Crispy Classic Austrian Wiener Schnitzel Veal Cutlet Recipe Easy and Perfect FAQs
Yes, you can bread the veal cutlets up to 1 day ahead. Store in the fridge until ready to cook. However, it's best to cook and serve Wiener Schnitzel fresh for the crispy coating.
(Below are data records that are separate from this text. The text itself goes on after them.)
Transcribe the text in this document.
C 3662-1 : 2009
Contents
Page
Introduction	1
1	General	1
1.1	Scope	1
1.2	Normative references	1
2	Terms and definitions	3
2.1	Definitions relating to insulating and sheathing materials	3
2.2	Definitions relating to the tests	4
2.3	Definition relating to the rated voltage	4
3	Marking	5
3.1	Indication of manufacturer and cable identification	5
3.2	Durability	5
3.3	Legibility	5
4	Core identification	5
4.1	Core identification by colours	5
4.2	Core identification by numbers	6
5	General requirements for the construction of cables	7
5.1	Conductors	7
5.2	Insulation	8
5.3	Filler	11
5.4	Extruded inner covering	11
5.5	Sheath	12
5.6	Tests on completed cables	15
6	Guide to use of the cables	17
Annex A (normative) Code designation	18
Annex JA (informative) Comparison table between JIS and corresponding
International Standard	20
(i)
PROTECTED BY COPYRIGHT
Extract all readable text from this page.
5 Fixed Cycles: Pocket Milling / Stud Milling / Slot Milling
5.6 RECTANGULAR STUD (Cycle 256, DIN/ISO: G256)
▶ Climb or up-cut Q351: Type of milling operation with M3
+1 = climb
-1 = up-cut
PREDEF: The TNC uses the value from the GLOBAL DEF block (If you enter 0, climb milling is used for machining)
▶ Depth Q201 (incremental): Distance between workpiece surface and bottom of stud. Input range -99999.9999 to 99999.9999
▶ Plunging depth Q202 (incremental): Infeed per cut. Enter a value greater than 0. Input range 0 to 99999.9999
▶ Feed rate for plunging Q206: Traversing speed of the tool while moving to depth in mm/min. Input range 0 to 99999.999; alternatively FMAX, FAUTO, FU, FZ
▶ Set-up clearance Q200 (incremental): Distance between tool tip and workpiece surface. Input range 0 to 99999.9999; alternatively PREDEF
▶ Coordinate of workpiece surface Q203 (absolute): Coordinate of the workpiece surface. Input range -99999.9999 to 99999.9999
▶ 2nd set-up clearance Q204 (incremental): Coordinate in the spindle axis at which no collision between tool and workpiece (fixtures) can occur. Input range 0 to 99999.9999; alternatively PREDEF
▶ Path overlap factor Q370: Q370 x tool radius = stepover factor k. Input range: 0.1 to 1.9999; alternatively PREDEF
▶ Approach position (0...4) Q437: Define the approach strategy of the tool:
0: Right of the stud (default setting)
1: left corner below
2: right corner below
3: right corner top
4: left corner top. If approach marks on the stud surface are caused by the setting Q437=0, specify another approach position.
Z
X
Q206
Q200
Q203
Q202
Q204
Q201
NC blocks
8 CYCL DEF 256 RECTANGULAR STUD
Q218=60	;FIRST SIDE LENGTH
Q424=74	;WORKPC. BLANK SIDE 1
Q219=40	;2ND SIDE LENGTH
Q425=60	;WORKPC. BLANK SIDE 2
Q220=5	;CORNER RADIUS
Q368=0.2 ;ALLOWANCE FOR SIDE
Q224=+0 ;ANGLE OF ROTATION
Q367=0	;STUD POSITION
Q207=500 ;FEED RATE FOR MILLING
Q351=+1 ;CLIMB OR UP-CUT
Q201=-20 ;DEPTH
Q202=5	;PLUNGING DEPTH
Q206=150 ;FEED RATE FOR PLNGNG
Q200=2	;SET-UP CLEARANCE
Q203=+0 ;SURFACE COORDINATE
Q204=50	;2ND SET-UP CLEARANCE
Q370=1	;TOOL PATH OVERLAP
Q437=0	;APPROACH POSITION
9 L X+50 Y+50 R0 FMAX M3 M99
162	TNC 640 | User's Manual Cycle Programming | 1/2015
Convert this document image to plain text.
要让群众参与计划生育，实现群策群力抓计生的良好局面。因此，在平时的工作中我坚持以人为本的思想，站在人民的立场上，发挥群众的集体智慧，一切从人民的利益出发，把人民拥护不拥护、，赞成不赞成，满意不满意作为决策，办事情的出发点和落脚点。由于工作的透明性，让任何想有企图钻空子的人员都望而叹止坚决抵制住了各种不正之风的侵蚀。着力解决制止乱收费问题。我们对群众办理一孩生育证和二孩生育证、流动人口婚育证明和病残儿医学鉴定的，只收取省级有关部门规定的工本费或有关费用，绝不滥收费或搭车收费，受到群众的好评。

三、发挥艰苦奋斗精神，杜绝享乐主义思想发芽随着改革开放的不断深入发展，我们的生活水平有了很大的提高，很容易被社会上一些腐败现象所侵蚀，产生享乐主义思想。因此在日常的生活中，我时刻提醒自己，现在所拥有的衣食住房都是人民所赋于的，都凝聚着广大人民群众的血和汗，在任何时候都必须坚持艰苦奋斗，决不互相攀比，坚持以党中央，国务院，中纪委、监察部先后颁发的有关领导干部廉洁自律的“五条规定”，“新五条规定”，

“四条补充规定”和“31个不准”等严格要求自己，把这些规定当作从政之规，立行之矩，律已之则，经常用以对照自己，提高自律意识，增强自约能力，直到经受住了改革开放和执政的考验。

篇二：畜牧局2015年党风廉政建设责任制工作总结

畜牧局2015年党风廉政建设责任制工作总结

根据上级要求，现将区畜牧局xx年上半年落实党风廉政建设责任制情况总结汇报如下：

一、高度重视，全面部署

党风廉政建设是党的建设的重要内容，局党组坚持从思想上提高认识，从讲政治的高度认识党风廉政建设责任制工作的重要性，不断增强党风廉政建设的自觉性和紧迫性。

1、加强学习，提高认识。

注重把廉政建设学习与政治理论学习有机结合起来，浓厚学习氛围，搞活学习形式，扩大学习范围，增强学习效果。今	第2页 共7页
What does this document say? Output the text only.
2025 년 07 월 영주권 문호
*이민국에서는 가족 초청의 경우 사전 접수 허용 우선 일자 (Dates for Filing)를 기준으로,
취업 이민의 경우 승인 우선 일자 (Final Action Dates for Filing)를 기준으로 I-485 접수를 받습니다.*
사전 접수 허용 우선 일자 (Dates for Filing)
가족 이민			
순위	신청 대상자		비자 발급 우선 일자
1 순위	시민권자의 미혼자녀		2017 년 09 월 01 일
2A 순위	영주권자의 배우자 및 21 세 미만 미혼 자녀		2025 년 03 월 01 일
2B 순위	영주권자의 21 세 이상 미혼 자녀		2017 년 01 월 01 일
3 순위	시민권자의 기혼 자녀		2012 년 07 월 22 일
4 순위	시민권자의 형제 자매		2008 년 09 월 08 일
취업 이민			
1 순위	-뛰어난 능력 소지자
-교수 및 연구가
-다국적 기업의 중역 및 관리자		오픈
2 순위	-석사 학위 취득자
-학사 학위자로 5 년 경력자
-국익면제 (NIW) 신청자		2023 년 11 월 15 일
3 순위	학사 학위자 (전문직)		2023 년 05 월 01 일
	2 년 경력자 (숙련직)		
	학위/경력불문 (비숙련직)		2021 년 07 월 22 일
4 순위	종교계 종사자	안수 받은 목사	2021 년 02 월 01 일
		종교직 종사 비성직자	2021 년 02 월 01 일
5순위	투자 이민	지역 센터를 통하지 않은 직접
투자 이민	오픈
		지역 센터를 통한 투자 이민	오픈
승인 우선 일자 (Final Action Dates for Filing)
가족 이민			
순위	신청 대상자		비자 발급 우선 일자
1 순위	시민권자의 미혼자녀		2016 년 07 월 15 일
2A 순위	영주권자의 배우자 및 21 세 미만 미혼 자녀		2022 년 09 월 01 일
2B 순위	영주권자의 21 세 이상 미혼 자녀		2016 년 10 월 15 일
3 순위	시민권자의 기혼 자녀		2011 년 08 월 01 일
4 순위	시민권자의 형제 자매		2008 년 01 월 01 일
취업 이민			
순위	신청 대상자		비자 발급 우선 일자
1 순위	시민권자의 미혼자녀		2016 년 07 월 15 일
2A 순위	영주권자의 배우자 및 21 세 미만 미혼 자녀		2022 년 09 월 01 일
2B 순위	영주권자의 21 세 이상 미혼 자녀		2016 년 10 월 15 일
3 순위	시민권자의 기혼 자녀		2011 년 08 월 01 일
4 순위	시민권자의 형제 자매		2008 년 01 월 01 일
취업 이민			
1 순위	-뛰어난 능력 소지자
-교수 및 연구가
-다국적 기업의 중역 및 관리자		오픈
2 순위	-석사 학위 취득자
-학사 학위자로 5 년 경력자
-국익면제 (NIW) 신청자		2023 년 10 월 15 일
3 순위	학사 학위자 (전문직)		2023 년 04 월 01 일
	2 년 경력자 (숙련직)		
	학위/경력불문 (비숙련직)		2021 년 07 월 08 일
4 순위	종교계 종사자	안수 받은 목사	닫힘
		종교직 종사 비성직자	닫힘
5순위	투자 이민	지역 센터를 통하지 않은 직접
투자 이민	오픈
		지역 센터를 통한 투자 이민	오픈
The #1 reason this recipe fails is overcrowding the pan, leading to soggy breading. To prevent this, cook veal cutlets in batches, ensuring they don't overlap.
Yes, you can freeze cooked Wiener Schnitzel for up to 2 months. Reheat in the oven at 350°F (175°C) for 15-20 minutes.
Yes, you can cook Wiener Schnitzel in the air fryer at 375°F (190°C) for 10-12 minutes, flipping halfway through.
Wiener Schnitzel pairs well with a variety of side dishes, such as mashed potatoes, spaetzle, or a simple green salad. For a cozy dinner, try serving it with my One-Pot Lazy Italian Sausage Orzo Bake Recipe (https://cozykitchen.keceg.com/one-pot-italian-sausage-orzo-bake/).
A Warm Final Note
I can’t wait for you to try Crispy Classic Austrian Wiener Schnitzel Veal Cutlet Recipe Easy and Perfect and see how effortlessly it comes together. When you make it, pop back here and leave a rating or share how it turned out — I love hearing from you!